The Aussies, who topped the table at the last Games in Delhi, won six golds on the first Saturday of Glasgow 2014.
It was in the pool where, yet again, Australia dominated, adding another four golds to the eight they won on the opening two days of competition.
Taylor McKeown was the first of the golds today. The 19-year-old, competing in her first major championships for the Aussies, took the title in the 200m breaststroke.
McKeown led from the start, easing away from the rest of the field, before powering down the last length to win in a time of 2:22.36, almost a second clear of teammate Sally Hunter.
It wasn't the only success on the night for McKeown, though.
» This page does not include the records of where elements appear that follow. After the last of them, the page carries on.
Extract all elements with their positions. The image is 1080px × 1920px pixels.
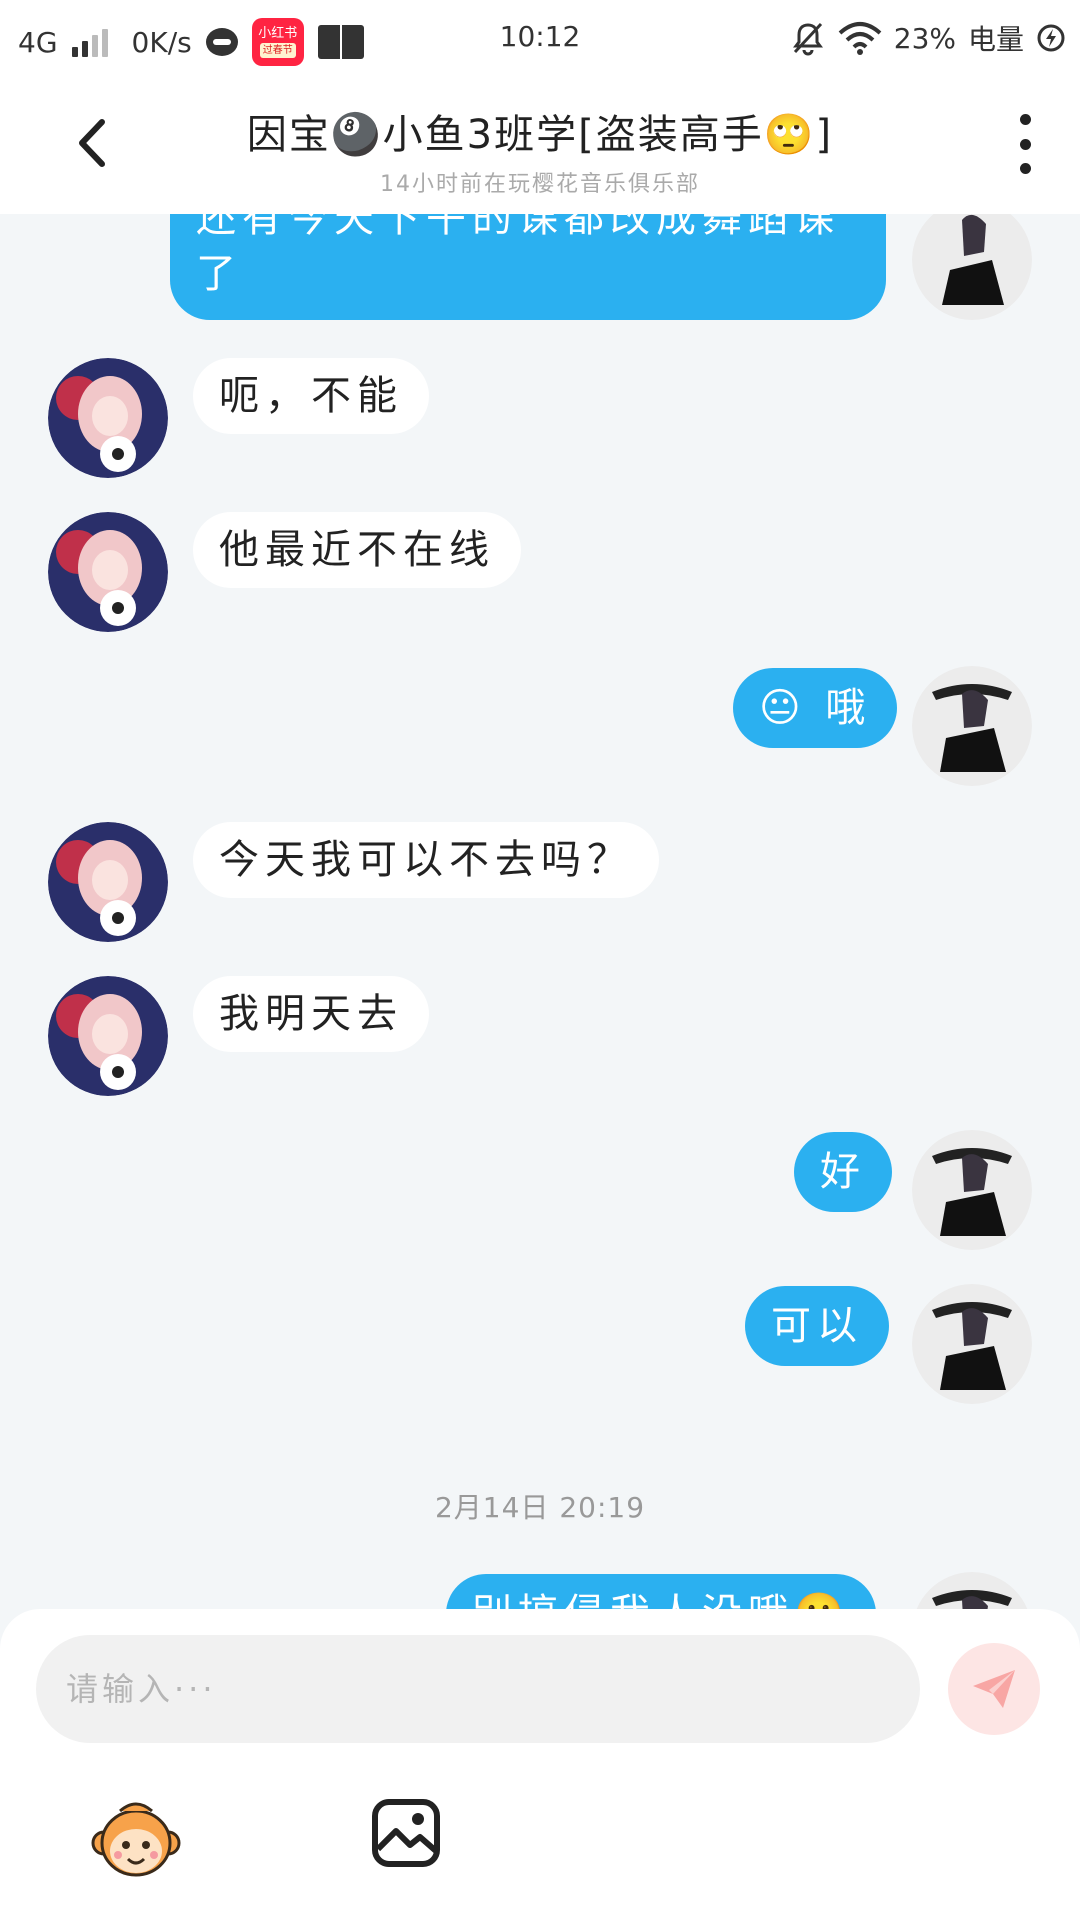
message-bubble-incoming[interactable]: 他最近不在线 <box>193 512 521 588</box>
message-text: 可以 <box>771 1303 863 1349</box>
avatar-self[interactable] <box>912 666 1032 786</box>
page-title: 因宝🎱小鱼3班学[盗装高手🙄] <box>246 112 834 158</box>
battery-charging-icon <box>1037 24 1065 52</box>
presence-status: 14小时前在玩樱花音乐俱乐部 <box>380 172 700 197</box>
message-text: 好 <box>820 1149 866 1195</box>
chat-header: 因宝🎱小鱼3班学[盗装高手🙄] 14小时前在玩樱花音乐俱乐部 <box>0 74 1080 214</box>
wifi-icon <box>838 22 882 55</box>
avatar-self[interactable] <box>912 214 1032 320</box>
image-picker-button[interactable] <box>370 1797 442 1869</box>
message-bubble-incoming[interactable]: 今天我可以不去吗？ <box>193 822 659 898</box>
send-button[interactable] <box>948 1643 1040 1735</box>
status-bar: 4G 0K/s 小红书 过春节 10:12 23% 电量 <box>0 0 1080 74</box>
avatar-self[interactable] <box>912 1284 1032 1404</box>
avatar-contact[interactable] <box>48 822 168 942</box>
status-right: 23% 电量 <box>790 18 1066 58</box>
battery-percent: 23% <box>893 21 956 55</box>
message-text: 还有今天下午的课都改成舞蹈课 <box>196 214 840 241</box>
message-bubble-outgoing[interactable]: 别搞侵我人没哦🙂 <box>446 1574 876 1609</box>
more-vertical-icon <box>1019 114 1031 125</box>
avatar-contact[interactable] <box>48 358 168 478</box>
message-bubble-outgoing[interactable]: 好 <box>794 1132 892 1212</box>
message-text: 呃，不能 <box>219 373 403 419</box>
paper-plane-icon <box>973 1670 1015 1708</box>
avatar-contact[interactable] <box>48 512 168 632</box>
message-text: 他最近不在线 <box>219 527 495 573</box>
message-bubble-incoming[interactable]: 呃，不能 <box>193 358 429 434</box>
message-bubble-outgoing[interactable]: 可以 <box>745 1286 889 1366</box>
message-input[interactable] <box>36 1635 920 1743</box>
image-icon <box>372 1799 440 1867</box>
message-list[interactable]: 还有今天下午的课都改成舞蹈课 了 呃，不能 他最近不在线 😐 哦 今天我可以不去… <box>0 214 1080 1609</box>
emoji-button[interactable] <box>90 1793 182 1885</box>
message-text: 😐 哦 <box>759 685 872 731</box>
back-button[interactable] <box>64 108 124 178</box>
avatar-contact[interactable] <box>48 976 168 1096</box>
composer-panel <box>0 1609 1080 1920</box>
message-bubble-outgoing[interactable]: 还有今天下午的课都改成舞蹈课 了 <box>170 214 886 320</box>
avatar-self[interactable] <box>912 1130 1032 1250</box>
message-bubble-incoming[interactable]: 我明天去 <box>193 976 429 1052</box>
message-timestamp: 2月14日 20:19 <box>434 1491 646 1524</box>
more-options-button[interactable] <box>1010 114 1040 174</box>
monkey-emoji-icon <box>91 1802 181 1877</box>
message-text: 今天我可以不去吗？ <box>219 837 633 883</box>
avatar-self[interactable] <box>912 1572 1032 1609</box>
message-text: 别搞侵我人没哦🙂 <box>472 1586 850 1609</box>
battery-label: 电量 <box>967 23 1024 56</box>
message-text: 了 <box>196 251 242 297</box>
title-area[interactable]: 因宝🎱小鱼3班学[盗装高手🙄] 14小时前在玩樱花音乐俱乐部 <box>200 102 880 198</box>
message-bubble-outgoing[interactable]: 😐 哦 <box>733 668 898 748</box>
chevron-left-icon <box>79 119 105 167</box>
message-text: 我明天去 <box>219 991 403 1037</box>
mute-bell-icon <box>792 22 823 56</box>
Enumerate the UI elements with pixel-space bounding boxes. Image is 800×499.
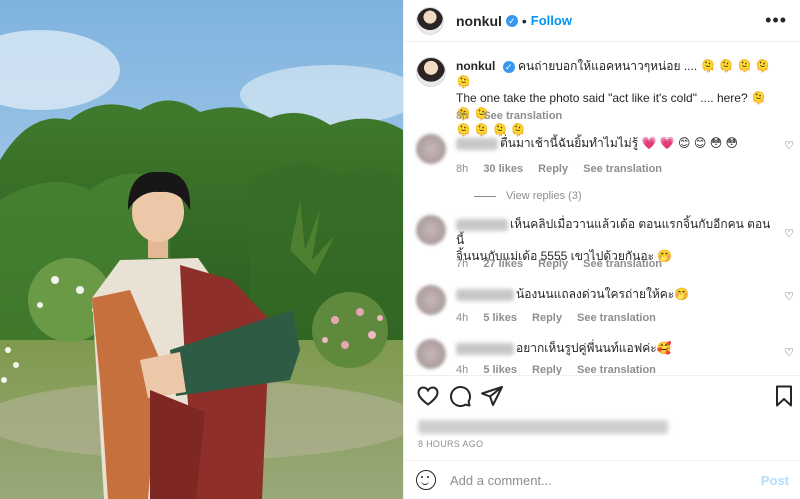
post-header: nonkul ✓ • Follow ••• [404, 0, 800, 42]
comment-meta: 4h 5 likes Reply See translation [456, 364, 668, 375]
comment-like-heart-icon[interactable]: ♡ [784, 346, 794, 359]
comment-reply-button[interactable]: Reply [532, 364, 562, 375]
commenter-avatar[interactable] [416, 339, 446, 369]
comment-like-heart-icon[interactable]: ♡ [784, 139, 794, 152]
commenter-avatar[interactable] [416, 215, 446, 245]
comment-item: อยากเห็นรูปคู่พี่นนท์แอฟค่ะ🥰 ♡ 4h 5 like… [416, 339, 796, 375]
more-options-icon[interactable]: ••• [765, 11, 787, 29]
comment-body: ตื่นมาเช้านี้ฉันยิ้มทำไมไม่รู้ 💗 💗 😊 😊 😳… [456, 135, 778, 151]
comment-likes[interactable]: 5 likes [483, 312, 517, 324]
caption-username[interactable]: nonkul [456, 59, 495, 73]
post-photo-art [0, 0, 403, 499]
commenter-username-blurred[interactable] [456, 342, 514, 355]
comments-list[interactable]: nonkul ✓ คนถ่ายบอกให้แอคหนาวๆหน่อย .... … [404, 43, 800, 375]
caption-body: nonkul ✓ คนถ่ายบอกให้แอคหนาวๆหน่อย .... … [456, 58, 778, 138]
comment-body: อยากเห็นรูปคู่พี่นนท์แอฟค่ะ🥰 [456, 340, 778, 356]
comment-see-translation[interactable]: See translation [577, 312, 656, 324]
comment-likes[interactable]: 5 likes [483, 364, 517, 375]
post-timestamp: 8 HOURS AGO [418, 439, 484, 449]
caption-meta: 8h See translation [456, 110, 574, 122]
comment-text: น้องนนแถลงด่วนใครถ่ายให้คะ🤭 [516, 287, 690, 301]
follow-button[interactable]: Follow [531, 13, 572, 28]
emoji-icon[interactable] [416, 470, 436, 490]
comment-meta: 8h 30 likes Reply See translation [456, 163, 674, 175]
add-comment-bar: Post [404, 460, 800, 499]
comment-item: เห็นคลิปเมื่อวานแล้วเด้อ ตอนแรกจิ้นกับอี… [416, 215, 796, 277]
caption-avatar[interactable] [416, 57, 446, 87]
comment-reply-button[interactable]: Reply [532, 312, 562, 324]
comment-reply-button[interactable]: Reply [538, 258, 568, 270]
comment-like-heart-icon[interactable]: ♡ [784, 290, 794, 303]
view-replies-button[interactable]: View replies (3) [474, 190, 582, 202]
caption-see-translation[interactable]: See translation [483, 110, 562, 122]
author-username[interactable]: nonkul [456, 13, 502, 29]
instagram-post: nonkul ✓ • Follow ••• nonkul ✓ คนถ่ายบอก… [0, 0, 800, 499]
comment-input[interactable] [450, 472, 761, 488]
post-comment-button[interactable]: Post [761, 473, 789, 488]
comment-body: น้องนนแถลงด่วนใครถ่ายให้คะ🤭 [456, 286, 778, 302]
commenter-avatar[interactable] [416, 134, 446, 164]
share-icon[interactable] [480, 384, 504, 408]
comment-time: 8h [456, 163, 469, 175]
comment-time: 7h [456, 258, 469, 270]
comment-see-translation[interactable]: See translation [583, 163, 662, 175]
commenter-username-blurred[interactable] [456, 137, 498, 150]
comment-see-translation[interactable]: See translation [577, 364, 656, 375]
caption-verified-badge-icon: ✓ [502, 61, 515, 73]
separator-dot: • [521, 12, 527, 29]
comment-body: เห็นคลิปเมื่อวานแล้วเด้อ ตอนแรกจิ้นกับอี… [456, 216, 778, 264]
author-avatar[interactable] [416, 6, 444, 35]
caption-time: 8h [456, 110, 469, 122]
comment-icon[interactable] [448, 384, 472, 408]
comment-item: น้องนนแถลงด่วนใครถ่ายให้คะ🤭 ♡ 4h 5 likes… [416, 285, 796, 329]
commenter-avatar[interactable] [416, 285, 446, 315]
post-photo[interactable] [0, 0, 403, 499]
comment-reply-button[interactable]: Reply [538, 163, 568, 175]
comment-likes[interactable]: 30 likes [483, 163, 523, 175]
comment-meta: 4h 5 likes Reply See translation [456, 312, 668, 324]
comment-time: 4h [456, 364, 469, 375]
heart-icon[interactable] [416, 384, 440, 408]
commenter-username-blurred[interactable] [456, 218, 508, 231]
post-actions: 8 HOURS AGO [404, 375, 800, 459]
comment-like-heart-icon[interactable]: ♡ [784, 227, 794, 240]
comment-text: อยากเห็นรูปคู่พี่นนท์แอฟค่ะ🥰 [516, 341, 672, 355]
comment-meta: 7h 27 likes Reply See translation [456, 258, 674, 270]
comment-see-translation[interactable]: See translation [583, 258, 662, 270]
caption: nonkul ✓ คนถ่ายบอกให้แอคหนาวๆหน่อย .... … [416, 57, 796, 137]
verified-badge-icon: ✓ [505, 14, 518, 27]
bookmark-icon[interactable] [772, 384, 796, 408]
post-side-panel: nonkul ✓ • Follow ••• nonkul ✓ คนถ่ายบอก… [403, 0, 800, 499]
comment-text: ตื่นมาเช้านี้ฉันยิ้มทำไมไม่รู้ 💗 💗 😊 😊 😳… [500, 136, 739, 150]
comment-time: 4h [456, 312, 469, 324]
comment-item: ตื่นมาเช้านี้ฉันยิ้มทำไมไม่รู้ 💗 💗 😊 😊 😳… [416, 134, 796, 204]
comment-likes[interactable]: 27 likes [483, 258, 523, 270]
commenter-username-blurred[interactable] [456, 288, 514, 301]
liked-by-blurred[interactable] [418, 420, 668, 434]
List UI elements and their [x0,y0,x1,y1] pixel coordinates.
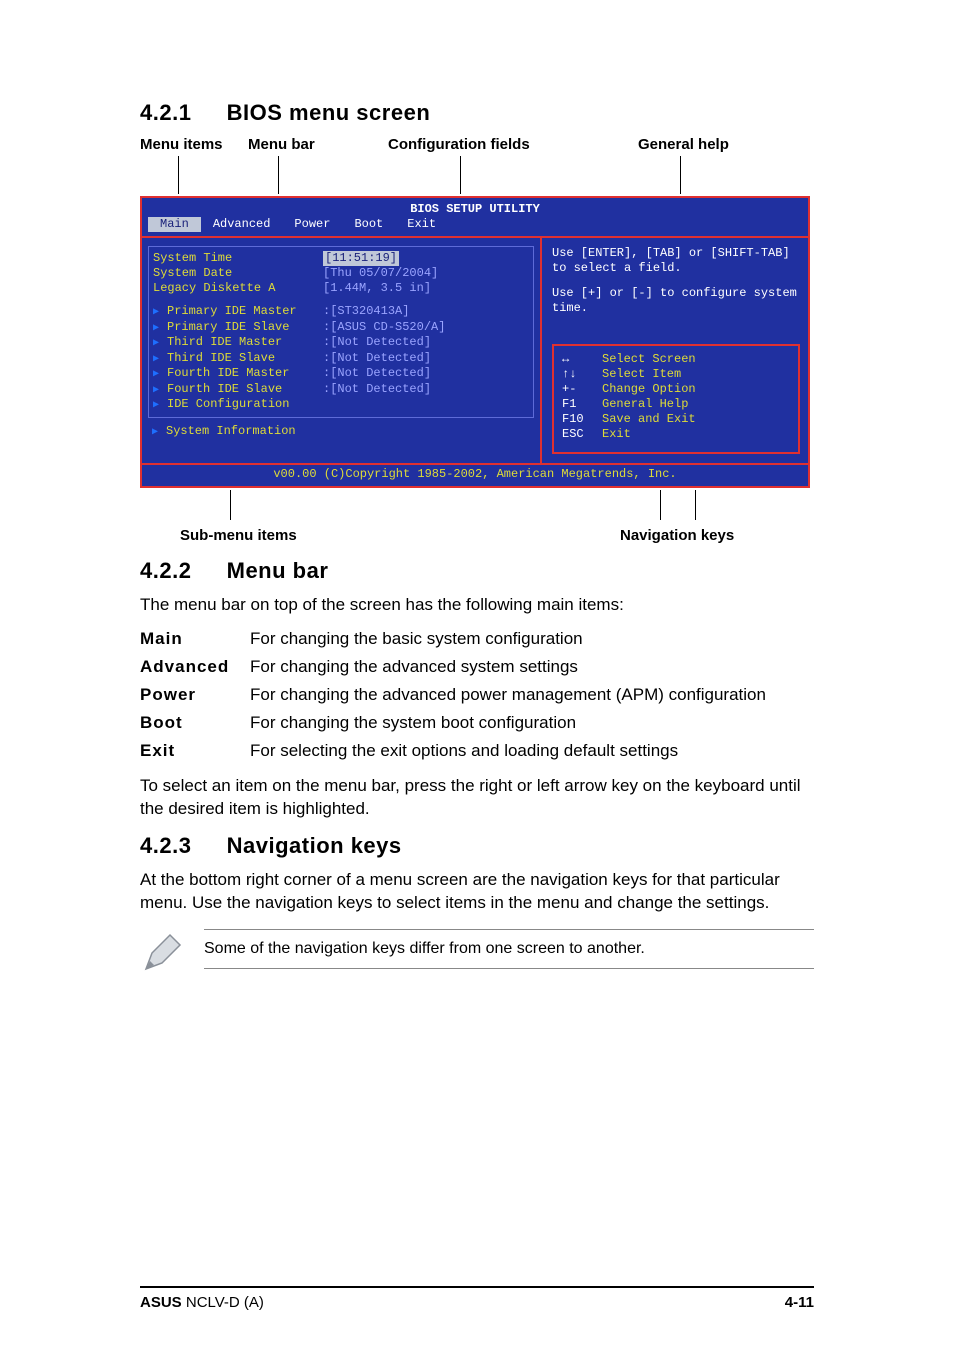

The athlete also helped her team win the women's 4X200m freestyle relay.
The quartet of McKeown, Alicia Coutts, Brittany Elmslie and Bronte Barratt were always in control and won in a new Commonwealth Games record of 7:49.90. Canada took the silver with England in third.
McKeown's races sandwiched a gold medal win for Emily Seebohm in the 100m backstroke. The 21-year-old, who won silver in the event at London 2012, set a new Games record in claiming the title, clocking 59.37 seconds. Wales' Georgia Davies was second.
Australia's other pool win today came in the men's 200m freestyle S14 race. Daniel Fox won the race in a time of 1:57.89 with England's Thomas Hamer in second.
Despite Australia's success in the pool, there were still some excellent performances from the home nations.
In the men's 100m breaststroke, Adam Peaty set a new Commonwealth Games record of 58.94 seconds to take gold, ahead of South Africa's Cameron van der Burgh and Scotland's Ross Murdoch, who famously beat Michal Jamieson in the 200m event earlier in the Games.
England's Fran Halsall had earlier caused perhaps the biggest shock of the day in winning the 50m freestyle.
Halsall, who was Britain's only medalist at last year's World Championships, started well and held on to her lead to beat the challenge of Australia's Campbell sisters, winning in a world lead time of 23.96 seconds.